As I came perspiring out of the telephone-booth I found the suitors engaged in eager but subdued debate by the hearth. They could hardly have heard my bleatings over the telephone, but they were greatly concerned about something. Shallenberger, who was apparently the only one willing to approach me, followed me to the veranda.

"Those fellows in there don't understand this. Dick told us all last night, after we had called at the house and been refused admittance, that Miss Cecilia was ill with diphtheria. I remember that it was Dick who rang the bell and gave our cards to the footman. It was quite singular, you know, our being turned away, unless something had been wrong."

I bowed gravely. They had been turned away for the very simple reason that, after unearthing Adoniram Caldwell's effects in the secret rooms of her house, Miss Octavia had not cared to be troubled with suitors. The haughty Nebraskan had drawn upon his imagination for the rest.

"And I understood you to say a moment ago that Miss Hollister's malady is not diphtheria, but chicken-pox?" Shallenberger persisted with almost laughable trepidation. "These gentlemen, I regret to say, go so far as to doubt your word."

"That, Mr. Shallenberger, is their privilege. But it seems to me that when I merely tried to mitigate the terrible news imparted by Dick, you are rank ingrates for questioning my far less doubtful story. Anything between you gentlemen and Mr. Dick is, of course, none of my affair, for whether considered as a set, group or bunch I am done with the whole lot of you. Farewell!"

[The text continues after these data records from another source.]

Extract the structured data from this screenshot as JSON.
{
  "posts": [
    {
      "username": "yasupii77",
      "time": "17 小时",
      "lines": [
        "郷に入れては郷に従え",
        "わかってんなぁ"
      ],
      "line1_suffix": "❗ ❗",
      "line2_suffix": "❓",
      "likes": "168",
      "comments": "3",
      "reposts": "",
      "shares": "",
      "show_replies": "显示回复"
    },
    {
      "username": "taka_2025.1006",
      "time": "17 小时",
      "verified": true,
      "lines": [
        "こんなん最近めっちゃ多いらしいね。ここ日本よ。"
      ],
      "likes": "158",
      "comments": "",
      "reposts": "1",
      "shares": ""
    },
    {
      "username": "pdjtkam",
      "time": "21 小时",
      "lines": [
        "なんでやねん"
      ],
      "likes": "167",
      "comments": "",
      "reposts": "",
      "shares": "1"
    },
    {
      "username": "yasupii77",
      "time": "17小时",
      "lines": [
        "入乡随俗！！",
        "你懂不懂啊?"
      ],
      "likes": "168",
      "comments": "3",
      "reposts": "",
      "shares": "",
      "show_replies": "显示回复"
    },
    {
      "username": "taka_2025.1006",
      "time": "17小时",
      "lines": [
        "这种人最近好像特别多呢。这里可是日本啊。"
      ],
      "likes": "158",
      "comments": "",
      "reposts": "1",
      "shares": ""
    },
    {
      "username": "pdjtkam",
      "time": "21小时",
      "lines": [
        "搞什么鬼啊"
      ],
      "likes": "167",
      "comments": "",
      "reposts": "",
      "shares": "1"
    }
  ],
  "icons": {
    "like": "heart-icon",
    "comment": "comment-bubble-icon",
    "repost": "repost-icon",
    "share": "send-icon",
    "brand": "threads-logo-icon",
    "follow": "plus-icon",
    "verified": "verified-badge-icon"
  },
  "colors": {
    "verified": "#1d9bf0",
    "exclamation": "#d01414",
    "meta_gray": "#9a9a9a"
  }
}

I decided as I rode away that nothing was to be gained by going in search of Wiggins. Orton had purposely made his house difficult of access, and the roads in that neighborhood are many and devious. Orton had banished his guests that he might tinker his play in peace, and knowing his temper, I was sure that Wiggins and the rest of them would keep out of his way till the pangs of hunger drove them back.

I had ridden half a mile toward Hopefield, when I espied a woman riding rapidly toward me, and as she drew nearer I identified her as Hezekiah, mounted on a horse I recognized as one of the best in Miss Octavia's stables. Hezekiah rode astride, as a woman should, her bicycle skirt serving well as a habit. She rode as a boy rides who loves freedom and quickened pulses and the rush of wind across his face. She was hatless, for which the sun and I were both grateful. The big bow at the back of her head turned the dial back to sixteen.

I espied a woman riding rapidly toward me.